We took the twin four-year-olds to a Milwaukee Frozen Custard place the other day. They were happily slurping up their frozen treat, and Mama and Grandma were watching, and Auntie Donna was snapping photos (because I AM the paparazzi of their world) when one of the twins noticed another, older boy nearby who had gummy worms on his ice cream.
You could almost see my nephew's ears perk up, and he immediately shifted into a mode that most parents and aunts of toddlers learn to recognize immediately: the dawning suspicion that someone has something he doesn't.
"Can I have some worms for my ice cream?" he asked. Several times. In fact, enough times that Auntie Donna, eager to keep the outing with Grandma on a positive note, went up to the counter.
"Excuse me," I said, pulling out my wallet. "When my nephews got their ice cream, they didn't realize that gummy bears were available as a topping. May I buy a topping of gummy worms to split between the two of them?"
Unsurprised--after all, the toddler calling for worms was the one with the voice that carries to Pittsburgh when he really gets going--the young woman behind the counter smiled, and gave me a small bowl of gummy worms on the house. I split them between the two nephews--solving the problem that there was an odd number by eating it myself. And we finished our dessert in peace and quiet.

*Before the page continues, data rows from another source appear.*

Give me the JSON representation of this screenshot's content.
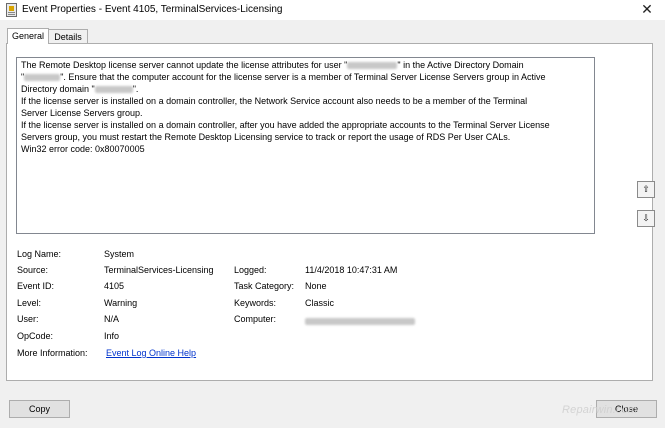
{
  "window": {
    "title": "Event Properties - Event 4105, TerminalServices-Licensing",
    "close_glyph": "✕"
  },
  "tabs": [
    {
      "label": "General",
      "active": true
    },
    {
      "label": "Details",
      "active": false
    }
  ],
  "description": {
    "line1a": "The Remote Desktop license server cannot update the license attributes for user \"",
    "line1b": "\" in the Active Directory Domain",
    "line2a": "\"",
    "line2b": "\". Ensure that the computer account for the license server is a member of Terminal Server License Servers group in Active",
    "line3a": "Directory domain \"",
    "line3b": "\".",
    "line4": "If the license server is installed on a domain controller, the Network Service account also needs to be a member of the Terminal",
    "line5": "Server License Servers group.",
    "line6": "If the license server is installed on a domain controller, after you have added the appropriate accounts to the Terminal Server License",
    "line7": "Servers group, you must restart the Remote Desktop Licensing service to track or report the usage of RDS Per User CALs.",
    "line8": "Win32 error code: 0x80070005"
  },
  "fields": {
    "log_name_label": "Log Name:",
    "log_name_value": "System",
    "source_label": "Source:",
    "source_value": "TerminalServices-Licensing",
    "logged_label": "Logged:",
    "logged_value": "11/4/2018 10:47:31 AM",
    "event_id_label": "Event ID:",
    "event_id_value": "4105",
    "task_category_label": "Task Category:",
    "task_category_value": "None",
    "level_label": "Level:",
    "level_value": "Warning",
    "keywords_label": "Keywords:",
    "keywords_value": "Classic",
    "user_label": "User:",
    "user_value": "N/A",
    "computer_label": "Computer:",
    "opcode_label": "OpCode:",
    "opcode_value": "Info",
    "more_info_label": "More Information:",
    "more_info_link": "Event Log Online Help"
  },
  "buttons": {
    "copy": "Copy",
    "close": "Close",
    "up_arrow": "⇧",
    "down_arrow": "⇩"
  },
  "watermark": "Repairwin.com"
}
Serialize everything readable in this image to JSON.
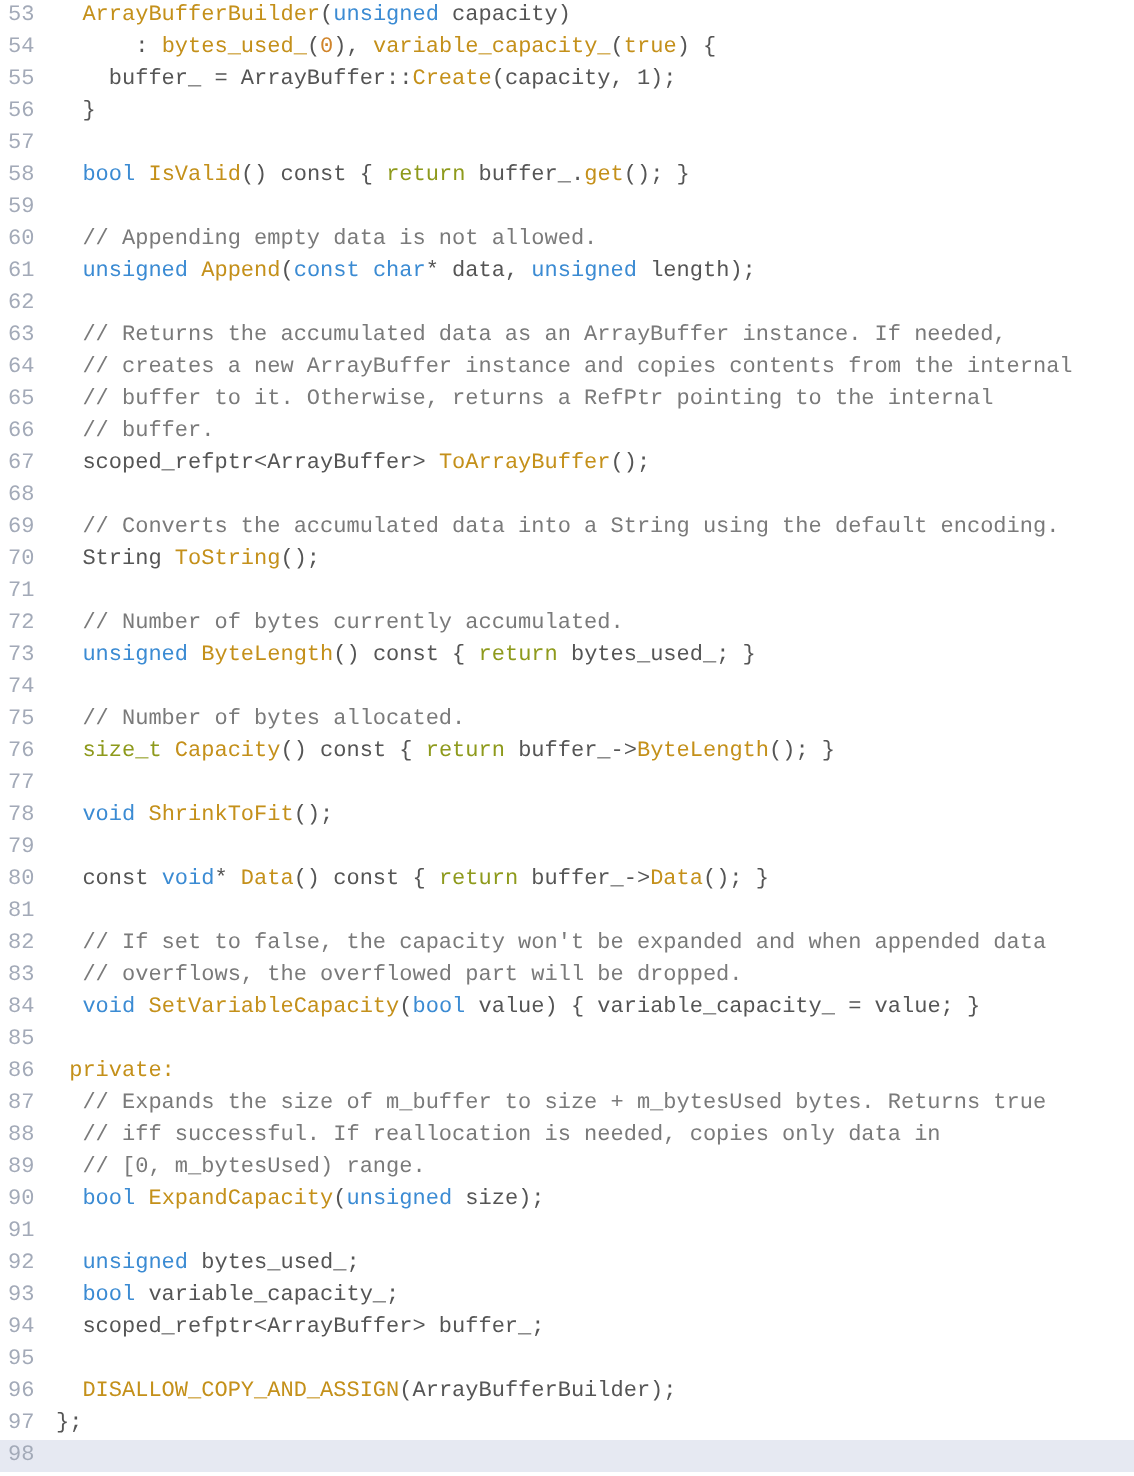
{
  "code_lines": [
    {
      "number": "53",
      "current": false,
      "tokens": [
        {
          "kind": "name",
          "text": "  ArrayBufferBuilder"
        },
        {
          "kind": "plain",
          "text": "("
        },
        {
          "kind": "keyword",
          "text": "unsigned"
        },
        {
          "kind": "plain",
          "text": " capacity)"
        }
      ]
    },
    {
      "number": "54",
      "current": false,
      "tokens": [
        {
          "kind": "plain",
          "text": "      : "
        },
        {
          "kind": "name",
          "text": "bytes_used_"
        },
        {
          "kind": "plain",
          "text": "("
        },
        {
          "kind": "number",
          "text": "0"
        },
        {
          "kind": "plain",
          "text": "), "
        },
        {
          "kind": "name",
          "text": "variable_capacity_"
        },
        {
          "kind": "plain",
          "text": "("
        },
        {
          "kind": "name",
          "text": "true"
        },
        {
          "kind": "plain",
          "text": ") {"
        }
      ]
    },
    {
      "number": "55",
      "current": false,
      "tokens": [
        {
          "kind": "plain",
          "text": "    buffer_ = ArrayBuffer::"
        },
        {
          "kind": "name",
          "text": "Create"
        },
        {
          "kind": "plain",
          "text": "(capacity, 1);"
        }
      ]
    },
    {
      "number": "56",
      "current": false,
      "tokens": [
        {
          "kind": "plain",
          "text": "  }"
        }
      ]
    },
    {
      "number": "57",
      "current": false
    },
    {
      "number": "58",
      "current": false,
      "tokens": [
        {
          "kind": "keyword",
          "text": "  bool "
        },
        {
          "kind": "name",
          "text": "IsValid"
        },
        {
          "kind": "plain",
          "text": "() const { "
        },
        {
          "kind": "control",
          "text": "return"
        },
        {
          "kind": "plain",
          "text": " buffer_."
        },
        {
          "kind": "name",
          "text": "get"
        },
        {
          "kind": "plain",
          "text": "(); }"
        }
      ]
    },
    {
      "number": "59",
      "current": false
    },
    {
      "number": "60",
      "current": false,
      "tokens": [
        {
          "kind": "comment",
          "text": "  // Appending empty data is not allowed."
        }
      ]
    },
    {
      "number": "61",
      "current": false,
      "tokens": [
        {
          "kind": "keyword",
          "text": "  unsigned "
        },
        {
          "kind": "name",
          "text": "Append"
        },
        {
          "kind": "plain",
          "text": "("
        },
        {
          "kind": "keyword",
          "text": "const char"
        },
        {
          "kind": "plain",
          "text": "* data, "
        },
        {
          "kind": "keyword",
          "text": "unsigned"
        },
        {
          "kind": "plain",
          "text": " length);"
        }
      ]
    },
    {
      "number": "62",
      "current": false
    },
    {
      "number": "63",
      "current": false,
      "tokens": [
        {
          "kind": "comment",
          "text": "  // Returns the accumulated data as an ArrayBuffer instance. If needed,"
        }
      ]
    },
    {
      "number": "64",
      "current": false,
      "tokens": [
        {
          "kind": "comment",
          "text": "  // creates a new ArrayBuffer instance and copies contents from the internal"
        }
      ]
    },
    {
      "number": "65",
      "current": false,
      "tokens": [
        {
          "kind": "comment",
          "text": "  // buffer to it. Otherwise, returns a RefPtr pointing to the internal"
        }
      ]
    },
    {
      "number": "66",
      "current": false,
      "tokens": [
        {
          "kind": "comment",
          "text": "  // buffer."
        }
      ]
    },
    {
      "number": "67",
      "current": false,
      "tokens": [
        {
          "kind": "plain",
          "text": "  scoped_refptr<ArrayBuffer> "
        },
        {
          "kind": "name",
          "text": "ToArrayBuffer"
        },
        {
          "kind": "plain",
          "text": "();"
        }
      ]
    },
    {
      "number": "68",
      "current": false
    },
    {
      "number": "69",
      "current": false,
      "tokens": [
        {
          "kind": "comment",
          "text": "  // Converts the accumulated data into a String using the default encoding."
        }
      ]
    },
    {
      "number": "70",
      "current": false,
      "tokens": [
        {
          "kind": "plain",
          "text": "  String "
        },
        {
          "kind": "name",
          "text": "ToString"
        },
        {
          "kind": "plain",
          "text": "();"
        }
      ]
    },
    {
      "number": "71",
      "current": false
    },
    {
      "number": "72",
      "current": false,
      "tokens": [
        {
          "kind": "comment",
          "text": "  // Number of bytes currently accumulated."
        }
      ]
    },
    {
      "number": "73",
      "current": false,
      "tokens": [
        {
          "kind": "keyword",
          "text": "  unsigned "
        },
        {
          "kind": "name",
          "text": "ByteLength"
        },
        {
          "kind": "plain",
          "text": "() const { "
        },
        {
          "kind": "control",
          "text": "return"
        },
        {
          "kind": "plain",
          "text": " bytes_used_; }"
        }
      ]
    },
    {
      "number": "74",
      "current": false
    },
    {
      "number": "75",
      "current": false,
      "tokens": [
        {
          "kind": "comment",
          "text": "  // Number of bytes allocated."
        }
      ]
    },
    {
      "number": "76",
      "current": false,
      "tokens": [
        {
          "kind": "control",
          "text": "  size_t "
        },
        {
          "kind": "name",
          "text": "Capacity"
        },
        {
          "kind": "plain",
          "text": "() const { "
        },
        {
          "kind": "control",
          "text": "return"
        },
        {
          "kind": "plain",
          "text": " buffer_->"
        },
        {
          "kind": "name",
          "text": "ByteLength"
        },
        {
          "kind": "plain",
          "text": "(); }"
        }
      ]
    },
    {
      "number": "77",
      "current": false
    },
    {
      "number": "78",
      "current": false,
      "tokens": [
        {
          "kind": "keyword",
          "text": "  void "
        },
        {
          "kind": "name",
          "text": "ShrinkToFit"
        },
        {
          "kind": "plain",
          "text": "();"
        }
      ]
    },
    {
      "number": "79",
      "current": false
    },
    {
      "number": "80",
      "current": false,
      "tokens": [
        {
          "kind": "plain",
          "text": "  const "
        },
        {
          "kind": "keyword",
          "text": "void"
        },
        {
          "kind": "plain",
          "text": "* "
        },
        {
          "kind": "name",
          "text": "Data"
        },
        {
          "kind": "plain",
          "text": "() const { "
        },
        {
          "kind": "control",
          "text": "return"
        },
        {
          "kind": "plain",
          "text": " buffer_->"
        },
        {
          "kind": "name",
          "text": "Data"
        },
        {
          "kind": "plain",
          "text": "(); }"
        }
      ]
    },
    {
      "number": "81",
      "current": false
    },
    {
      "number": "82",
      "current": false,
      "tokens": [
        {
          "kind": "comment",
          "text": "  // If set to false, the capacity won't be expanded and when appended data"
        }
      ]
    },
    {
      "number": "83",
      "current": false,
      "tokens": [
        {
          "kind": "comment",
          "text": "  // overflows, the overflowed part will be dropped."
        }
      ]
    },
    {
      "number": "84",
      "current": false,
      "tokens": [
        {
          "kind": "keyword",
          "text": "  void "
        },
        {
          "kind": "name",
          "text": "SetVariableCapacity"
        },
        {
          "kind": "plain",
          "text": "("
        },
        {
          "kind": "keyword",
          "text": "bool"
        },
        {
          "kind": "plain",
          "text": " value) { variable_capacity_ = value; }"
        }
      ]
    },
    {
      "number": "85",
      "current": false
    },
    {
      "number": "86",
      "current": false,
      "tokens": [
        {
          "kind": "name",
          "text": " private:"
        }
      ]
    },
    {
      "number": "87",
      "current": false,
      "tokens": [
        {
          "kind": "comment",
          "text": "  // Expands the size of m_buffer to size + m_bytesUsed bytes. Returns true"
        }
      ]
    },
    {
      "number": "88",
      "current": false,
      "tokens": [
        {
          "kind": "comment",
          "text": "  // iff successful. If reallocation is needed, copies only data in"
        }
      ]
    },
    {
      "number": "89",
      "current": false,
      "tokens": [
        {
          "kind": "comment",
          "text": "  // [0, m_bytesUsed) range."
        }
      ]
    },
    {
      "number": "90",
      "current": false,
      "tokens": [
        {
          "kind": "keyword",
          "text": "  bool "
        },
        {
          "kind": "name",
          "text": "ExpandCapacity"
        },
        {
          "kind": "plain",
          "text": "("
        },
        {
          "kind": "keyword",
          "text": "unsigned"
        },
        {
          "kind": "plain",
          "text": " size);"
        }
      ]
    },
    {
      "number": "91",
      "current": false
    },
    {
      "number": "92",
      "current": false,
      "tokens": [
        {
          "kind": "keyword",
          "text": "  unsigned"
        },
        {
          "kind": "plain",
          "text": " bytes_used_;"
        }
      ]
    },
    {
      "number": "93",
      "current": false,
      "tokens": [
        {
          "kind": "keyword",
          "text": "  bool"
        },
        {
          "kind": "plain",
          "text": " variable_capacity_;"
        }
      ]
    },
    {
      "number": "94",
      "current": false,
      "tokens": [
        {
          "kind": "plain",
          "text": "  scoped_refptr<ArrayBuffer> buffer_;"
        }
      ]
    },
    {
      "number": "95",
      "current": false
    },
    {
      "number": "96",
      "current": false,
      "tokens": [
        {
          "kind": "name",
          "text": "  DISALLOW_COPY_AND_ASSIGN"
        },
        {
          "kind": "plain",
          "text": "(ArrayBufferBuilder);"
        }
      ]
    },
    {
      "number": "97",
      "current": false,
      "tokens": [
        {
          "kind": "plain",
          "text": "};"
        }
      ]
    },
    {
      "number": "98",
      "current": true
    }
  ]
}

Until we began to leave the store.
"Can I have some more worms?" my nephew asked.
"You've finished your ice cream," my sister-in-law said. "You can have gummy worms next time."
"But I want to eat more worms NOW," the nephew wailed.
And that is how I came to be walking down the sidewalk, dragging a toddler who was wailing, in his impressively loud, future opera superstar voice,
"I want to eat more worms! I want to eat more worms! More worms! More worms!"